Ранние передвижники тяготели к мужским портретам. В них легче было выявить философский смысл личности, ее общественное призвание. Между тем в России существовала своя традиция женского портрета. В 60—70-х годах возникает несколько женских портретов, которые нужно поставить в один ряд с современными мужскими портретами. Недюжинный талант молодого И. Репина проявился в „Портрете В. Шевцовой”, впоследствии жены художника (1869). В этом портрете нет ни малейшего следа ни светскости, ни интимности, которые так часто давали о себе знать в женских портретах более раннего времени. Здесь впервые ясно заявлено художником, что портрет должен быть живописным произведением. Девушка сидит в кресле, слегка откинувшись назад и прислонившись к спинке. Голова ее поставлена строго фасом, приходится на середину картины, и это придает портрету устойчивость. В позднейших портретах И. Репина больше блеска, изящества, непринужденности. Зато этот портрет более серьезен (хотя его и нельзя назвать психологическим). К тому же он хорошо построен, отвесные полосы юбки подчеркивают его конструкцию. Краски насыщенные и гармоничные, ни одно пятно не вырывается из красочной гаммы.

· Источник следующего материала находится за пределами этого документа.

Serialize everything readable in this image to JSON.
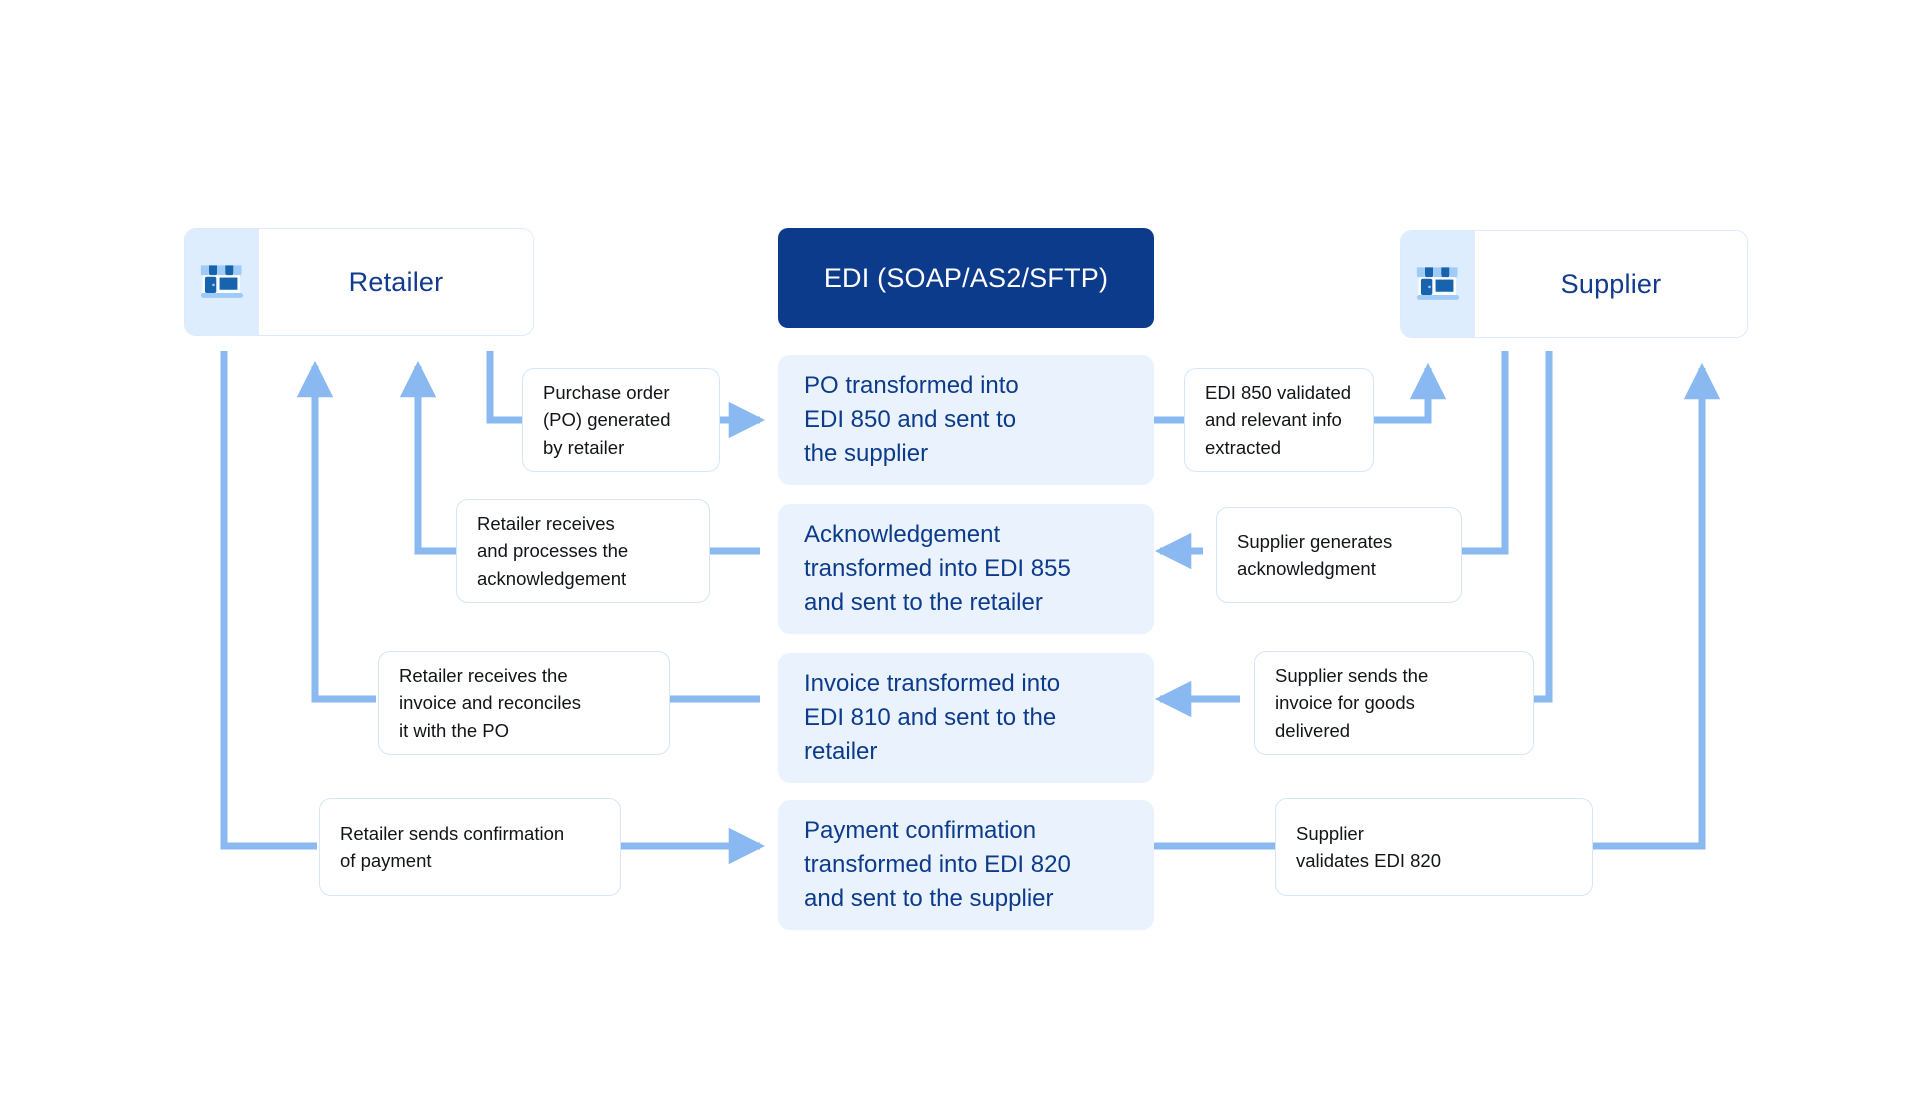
{
  "diagram": {
    "title": "EDI (SOAP/AS2/SFTP) retailer-supplier transaction flow",
    "colors": {
      "accent_navy": "#0d3b8c",
      "center_box_bg": "#eaf3fd",
      "side_box_border": "#d4e6fb",
      "wire": "#8ab8f0",
      "icon_pane_bg": "#ddedfd",
      "page_bg": "#ffffff"
    }
  },
  "parties": {
    "retailer": {
      "label": "Retailer",
      "icon": "storefront-icon"
    },
    "supplier": {
      "label": "Supplier",
      "icon": "storefront-icon"
    }
  },
  "header": {
    "label": "EDI (SOAP/AS2/SFTP)"
  },
  "rows": [
    {
      "id": "po-850",
      "left_note": "Purchase order\n(PO) generated\nby retailer",
      "center": "PO transformed into\nEDI 850 and sent to\nthe supplier",
      "right_note": "EDI 850 validated\nand relevant info\nextracted",
      "direction": "retailer-to-supplier"
    },
    {
      "id": "ack-855",
      "left_note": "Retailer receives\nand processes the\nacknowledgement",
      "center": "Acknowledgement\ntransformed into EDI 855\nand sent to the retailer",
      "right_note": "Supplier generates\nacknowledgment",
      "direction": "supplier-to-retailer"
    },
    {
      "id": "invoice-810",
      "left_note": "Retailer receives the\ninvoice and reconciles\nit with the PO",
      "center": "Invoice transformed into\nEDI 810 and sent to the\nretailer",
      "right_note": "Supplier sends the\ninvoice for goods\ndelivered",
      "direction": "supplier-to-retailer"
    },
    {
      "id": "payment-820",
      "left_note": "Retailer sends confirmation\nof payment",
      "center": "Payment confirmation\ntransformed into EDI 820\nand sent to the supplier",
      "right_note": "Supplier\nvalidates EDI 820",
      "direction": "retailer-to-supplier"
    }
  ]
}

Портрет П. Стрепетовой Н. Ярошенко (1882, Третьяковская галерея) должен быть признан одним из самых замечательных женских портретов в живописи передвижников. Это осознавал уже И. Крамской. Любимые роли этой трагической актрисы были роли русских женщин, задавленных домостроевским укладом. Ее голос звучал с подмостков театра призывом к освобождению. В портрете Н. Ярошенко нет решительно ничего театрального, зрелищного, никакой патетики. Опыт художника в бытовой живописи научил его находить значительное и во внешне невзрачном. Худенькая, бледная, некрасивая, даже не миловидная девушка в черном платье с белым воротником и белыми манжетами стоит прямо перед нами, крепко сжав свои худые руки. Точно обвиняемая дает на суде показания, уверенно отстаивая правое дело. Собранность духовных сил человека, его готовность принять удары судьбы и вместе с тем решимость защищаться — такова основная тема этого портрета. Лицо ее озарено скорбью широко раскрытых глаз, в сжатых руках — непоколебимая твердость. Вся фигура в черном платье четко вырисовывается на буром фоне. Светлое лицо над белым кружевным воротником соответствует бледным рукам, обрамленным манжетами. Простота композиции, почти математическая симметрия пятен повышают силу воздействия портрета.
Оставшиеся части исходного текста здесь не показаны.